AMPA reports this afternoon that Texas Military Forces refusal to serve same-sex couples was a mistake.
After intervention today by representatives of AMPA, the Texas Military Forces clarified that three same-sex couples should not have been denied assistance at the federal military identification card enrollment center at Camp Mabry, the headquarters of the Texas Military Forces, in Austin.
All three couples had been turned away on March 13 after being told that they would not be provided service because their marriages were not recognized by the state of Texas. One of the couples was contacted today and given a priority appointment to enroll for their benefits and ID card.
Three same-sex military couples were denied assistance by the federal military identification card enrollment center on March 13 at Camp Mabry, the headquarters of the Texas Military Forces, in Austin.
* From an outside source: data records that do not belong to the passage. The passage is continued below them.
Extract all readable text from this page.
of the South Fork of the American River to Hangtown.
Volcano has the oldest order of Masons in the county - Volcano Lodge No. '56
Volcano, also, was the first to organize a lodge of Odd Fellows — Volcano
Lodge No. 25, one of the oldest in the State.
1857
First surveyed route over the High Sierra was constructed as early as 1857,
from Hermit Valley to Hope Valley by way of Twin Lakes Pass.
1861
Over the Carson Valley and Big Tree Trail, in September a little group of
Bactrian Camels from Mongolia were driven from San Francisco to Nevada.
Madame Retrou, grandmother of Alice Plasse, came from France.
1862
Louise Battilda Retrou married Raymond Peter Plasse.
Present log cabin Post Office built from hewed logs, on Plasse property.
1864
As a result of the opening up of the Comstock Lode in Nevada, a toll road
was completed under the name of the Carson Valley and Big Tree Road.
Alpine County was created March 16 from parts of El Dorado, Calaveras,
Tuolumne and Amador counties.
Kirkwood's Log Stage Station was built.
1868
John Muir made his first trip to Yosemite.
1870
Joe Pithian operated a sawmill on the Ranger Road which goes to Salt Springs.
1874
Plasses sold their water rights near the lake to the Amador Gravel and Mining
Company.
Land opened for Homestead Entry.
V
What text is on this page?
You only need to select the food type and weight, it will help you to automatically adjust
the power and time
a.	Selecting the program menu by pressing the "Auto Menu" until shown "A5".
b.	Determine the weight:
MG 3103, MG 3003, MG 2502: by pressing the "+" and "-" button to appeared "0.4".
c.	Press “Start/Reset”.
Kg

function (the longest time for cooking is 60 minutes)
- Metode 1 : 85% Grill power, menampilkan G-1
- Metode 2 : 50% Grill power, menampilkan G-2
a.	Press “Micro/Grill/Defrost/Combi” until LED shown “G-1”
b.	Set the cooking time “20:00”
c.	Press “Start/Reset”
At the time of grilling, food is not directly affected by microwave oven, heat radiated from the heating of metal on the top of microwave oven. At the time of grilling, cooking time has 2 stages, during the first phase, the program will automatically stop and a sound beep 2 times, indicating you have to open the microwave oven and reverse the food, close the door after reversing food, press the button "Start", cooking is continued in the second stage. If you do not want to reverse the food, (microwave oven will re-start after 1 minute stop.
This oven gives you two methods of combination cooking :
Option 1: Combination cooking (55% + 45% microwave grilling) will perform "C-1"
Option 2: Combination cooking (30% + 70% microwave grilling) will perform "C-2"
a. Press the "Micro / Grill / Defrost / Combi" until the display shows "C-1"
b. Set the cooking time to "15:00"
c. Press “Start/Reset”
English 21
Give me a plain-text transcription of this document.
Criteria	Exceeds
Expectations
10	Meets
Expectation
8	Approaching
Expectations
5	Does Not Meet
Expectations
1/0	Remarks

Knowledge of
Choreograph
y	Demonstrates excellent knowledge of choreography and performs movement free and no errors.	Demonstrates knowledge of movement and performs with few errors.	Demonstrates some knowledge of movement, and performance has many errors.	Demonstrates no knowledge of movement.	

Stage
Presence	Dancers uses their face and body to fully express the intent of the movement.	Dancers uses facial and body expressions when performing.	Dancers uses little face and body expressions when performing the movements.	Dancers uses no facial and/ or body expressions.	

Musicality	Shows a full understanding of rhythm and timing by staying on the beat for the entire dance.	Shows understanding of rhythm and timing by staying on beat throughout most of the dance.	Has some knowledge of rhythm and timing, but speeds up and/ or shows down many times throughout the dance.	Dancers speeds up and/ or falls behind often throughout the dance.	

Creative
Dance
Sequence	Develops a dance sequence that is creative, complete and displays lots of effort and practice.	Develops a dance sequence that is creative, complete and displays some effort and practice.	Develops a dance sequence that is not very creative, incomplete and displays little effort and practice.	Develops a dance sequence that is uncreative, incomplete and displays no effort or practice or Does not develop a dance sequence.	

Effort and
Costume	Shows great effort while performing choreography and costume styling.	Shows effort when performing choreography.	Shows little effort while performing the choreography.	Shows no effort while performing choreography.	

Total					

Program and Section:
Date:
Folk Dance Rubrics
All three couples were told by the center’s employee that they would not be provided service because their marriages were not recognized by the state of Texas, regardless of the fact they were seeking federal military benefits.
The American Military Partner Association (AMPA), the nation’s largest organization of LGBT military families, strongly condemned the blatant discrimination in a letter to the Adjutant General of the Texas Military Forces, Major General Berry, outlining the situation that occurred and calling for an immediate investigation and clarification.
In 2013, Camp Mabry was the sight of a similar uproar when Texas Military Forces sent a military spouse with a 3-month-old baby to Fort Hood to register rather than forwarding information to the federal government as they do for opposite-sex spouses. After Texas refused to register spouses, other states followed suit.
That controversy was settled when the federal government threatened to withhold funds and equipment from states that didn’t accept registration information. No state was compelled to offer state benefits.